To me, it seemed I had always lived this way: hungry, dirty, sick, and
degraded. Maybe if I had been an adult when the war broke out in 1940, if I had
been in possession of a mature value system, it would have been clear to me my
situation was abnormal, that these conditions were inhumane. However, I had
only been ten years old in 1940, a mere child, receptive to
the pervasive climate of slow, persistent degradation. Just looking at
myself, I felt so very inferior. Five years had passed, and I had not grown,
mentally or physically. Whatever feelings of self-worth I might have had were
gone. I had become wise beyond my years in the ways of cunning, cheating death,
and maintaining the ability to look into hell with a blank mind and soul.
Suddenly, in the early afternoon, we heard
sounds of nearby motors. In no time, we were surrounded by strange-looking
square automobiles driven by black- and white-helmeted soldiers. Those of us
who could, gingerly left the train to greet our American liberators. They had
stumbled upon our train by chance, and to them we must have been a pitiful
sight to behold. Mother and I talked to the first soldier close to us. Not
being able to vent our thankfulness any other way, we asked him for his
autograph. The only paper we had left was my father's photograph. The soldier
wrote "C. Meeuw, Pennsylvania." I still have this
photograph. Amazingly, I recently found out one of the American soldiers who
liberated us was the father of my daughter-in-law.

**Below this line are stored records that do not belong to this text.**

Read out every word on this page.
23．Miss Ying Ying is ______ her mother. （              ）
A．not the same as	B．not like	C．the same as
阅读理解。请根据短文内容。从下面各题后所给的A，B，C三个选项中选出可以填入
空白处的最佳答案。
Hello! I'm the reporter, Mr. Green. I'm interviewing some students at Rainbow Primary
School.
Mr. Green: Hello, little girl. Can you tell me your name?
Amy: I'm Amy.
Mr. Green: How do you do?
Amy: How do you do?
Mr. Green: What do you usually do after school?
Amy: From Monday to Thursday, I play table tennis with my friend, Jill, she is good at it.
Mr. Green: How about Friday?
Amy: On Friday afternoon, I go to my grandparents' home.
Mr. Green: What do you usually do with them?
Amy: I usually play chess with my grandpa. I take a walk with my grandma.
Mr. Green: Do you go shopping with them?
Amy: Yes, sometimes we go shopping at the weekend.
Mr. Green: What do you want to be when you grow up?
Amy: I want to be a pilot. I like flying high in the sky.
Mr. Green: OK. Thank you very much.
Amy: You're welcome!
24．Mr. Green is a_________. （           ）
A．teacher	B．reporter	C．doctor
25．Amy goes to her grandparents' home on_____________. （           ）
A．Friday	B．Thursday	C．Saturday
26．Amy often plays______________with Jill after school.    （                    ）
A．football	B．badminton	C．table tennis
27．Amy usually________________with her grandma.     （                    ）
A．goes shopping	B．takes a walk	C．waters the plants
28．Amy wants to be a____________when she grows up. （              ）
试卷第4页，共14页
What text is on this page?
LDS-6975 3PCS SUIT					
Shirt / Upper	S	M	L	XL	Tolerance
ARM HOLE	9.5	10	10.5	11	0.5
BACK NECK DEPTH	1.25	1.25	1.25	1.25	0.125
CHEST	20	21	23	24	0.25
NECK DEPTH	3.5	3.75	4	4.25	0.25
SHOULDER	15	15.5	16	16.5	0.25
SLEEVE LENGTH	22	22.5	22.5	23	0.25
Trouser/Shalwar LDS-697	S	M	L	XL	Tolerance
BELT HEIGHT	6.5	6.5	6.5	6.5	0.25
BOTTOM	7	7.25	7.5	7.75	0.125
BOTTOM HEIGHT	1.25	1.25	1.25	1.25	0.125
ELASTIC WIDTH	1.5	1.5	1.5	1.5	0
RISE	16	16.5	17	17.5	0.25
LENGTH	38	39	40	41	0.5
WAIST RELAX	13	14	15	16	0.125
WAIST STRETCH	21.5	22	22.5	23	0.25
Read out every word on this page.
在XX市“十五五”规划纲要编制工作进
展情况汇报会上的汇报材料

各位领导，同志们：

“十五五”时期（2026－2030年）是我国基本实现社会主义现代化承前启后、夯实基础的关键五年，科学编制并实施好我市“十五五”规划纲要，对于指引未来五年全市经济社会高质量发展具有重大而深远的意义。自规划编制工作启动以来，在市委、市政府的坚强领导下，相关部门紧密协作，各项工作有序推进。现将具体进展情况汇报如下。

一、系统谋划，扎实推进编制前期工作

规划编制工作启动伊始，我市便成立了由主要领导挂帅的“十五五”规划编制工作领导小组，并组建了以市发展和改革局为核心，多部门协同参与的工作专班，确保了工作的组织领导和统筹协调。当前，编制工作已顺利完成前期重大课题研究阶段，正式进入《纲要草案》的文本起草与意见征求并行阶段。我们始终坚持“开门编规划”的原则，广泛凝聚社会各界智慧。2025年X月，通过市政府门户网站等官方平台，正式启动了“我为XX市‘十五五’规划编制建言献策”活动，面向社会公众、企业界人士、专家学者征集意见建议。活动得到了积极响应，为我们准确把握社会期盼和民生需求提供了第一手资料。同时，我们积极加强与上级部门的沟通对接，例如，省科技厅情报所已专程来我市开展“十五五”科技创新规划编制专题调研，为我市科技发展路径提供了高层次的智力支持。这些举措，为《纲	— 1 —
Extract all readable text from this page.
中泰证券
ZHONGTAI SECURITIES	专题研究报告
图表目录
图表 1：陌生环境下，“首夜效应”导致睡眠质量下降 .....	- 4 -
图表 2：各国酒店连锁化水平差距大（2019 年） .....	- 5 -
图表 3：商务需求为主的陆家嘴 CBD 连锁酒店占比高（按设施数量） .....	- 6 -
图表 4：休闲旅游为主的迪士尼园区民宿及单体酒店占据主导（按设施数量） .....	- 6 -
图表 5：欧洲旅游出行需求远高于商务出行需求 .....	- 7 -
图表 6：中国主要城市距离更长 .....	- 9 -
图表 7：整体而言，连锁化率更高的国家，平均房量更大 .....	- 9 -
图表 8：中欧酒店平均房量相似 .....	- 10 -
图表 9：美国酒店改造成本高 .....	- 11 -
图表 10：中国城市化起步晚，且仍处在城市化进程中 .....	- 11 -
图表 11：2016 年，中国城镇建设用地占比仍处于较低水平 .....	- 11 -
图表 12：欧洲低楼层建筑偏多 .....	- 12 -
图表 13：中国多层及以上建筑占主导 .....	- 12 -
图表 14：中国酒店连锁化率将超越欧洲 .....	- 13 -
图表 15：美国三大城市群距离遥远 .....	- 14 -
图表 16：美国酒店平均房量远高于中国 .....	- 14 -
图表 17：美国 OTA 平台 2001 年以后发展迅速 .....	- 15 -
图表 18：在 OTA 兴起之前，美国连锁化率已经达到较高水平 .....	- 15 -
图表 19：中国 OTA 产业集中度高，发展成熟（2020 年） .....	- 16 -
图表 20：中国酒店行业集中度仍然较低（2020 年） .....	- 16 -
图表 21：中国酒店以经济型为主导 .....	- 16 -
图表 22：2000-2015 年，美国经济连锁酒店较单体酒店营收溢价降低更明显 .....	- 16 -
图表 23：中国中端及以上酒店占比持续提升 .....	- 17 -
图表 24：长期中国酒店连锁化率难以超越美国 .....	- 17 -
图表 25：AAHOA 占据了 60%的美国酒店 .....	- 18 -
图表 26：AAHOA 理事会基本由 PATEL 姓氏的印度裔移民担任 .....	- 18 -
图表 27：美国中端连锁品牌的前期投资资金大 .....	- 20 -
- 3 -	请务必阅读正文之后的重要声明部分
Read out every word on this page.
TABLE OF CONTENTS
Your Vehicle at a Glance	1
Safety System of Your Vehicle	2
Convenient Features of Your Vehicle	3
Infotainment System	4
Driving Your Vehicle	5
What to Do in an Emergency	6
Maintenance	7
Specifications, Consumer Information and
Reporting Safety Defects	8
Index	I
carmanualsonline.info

The Americans immediately went to work to
create some order out of the chaos they discovered. The ambulatory among us
were put on trucks and driven to a nearby village. Each person or family was
taken to a different German house. Mother, Eddie, and I wound up as
the unwanted guests of the village baker. He was ordered, and grudgingly
agreed, to put the largest bedroom at our disposal. That night, we slept
peacefully. Our painful bodies were supported by a soft mattress and covered by
eiderdown comforters. Even the omnipresent lice did not bother our sleep.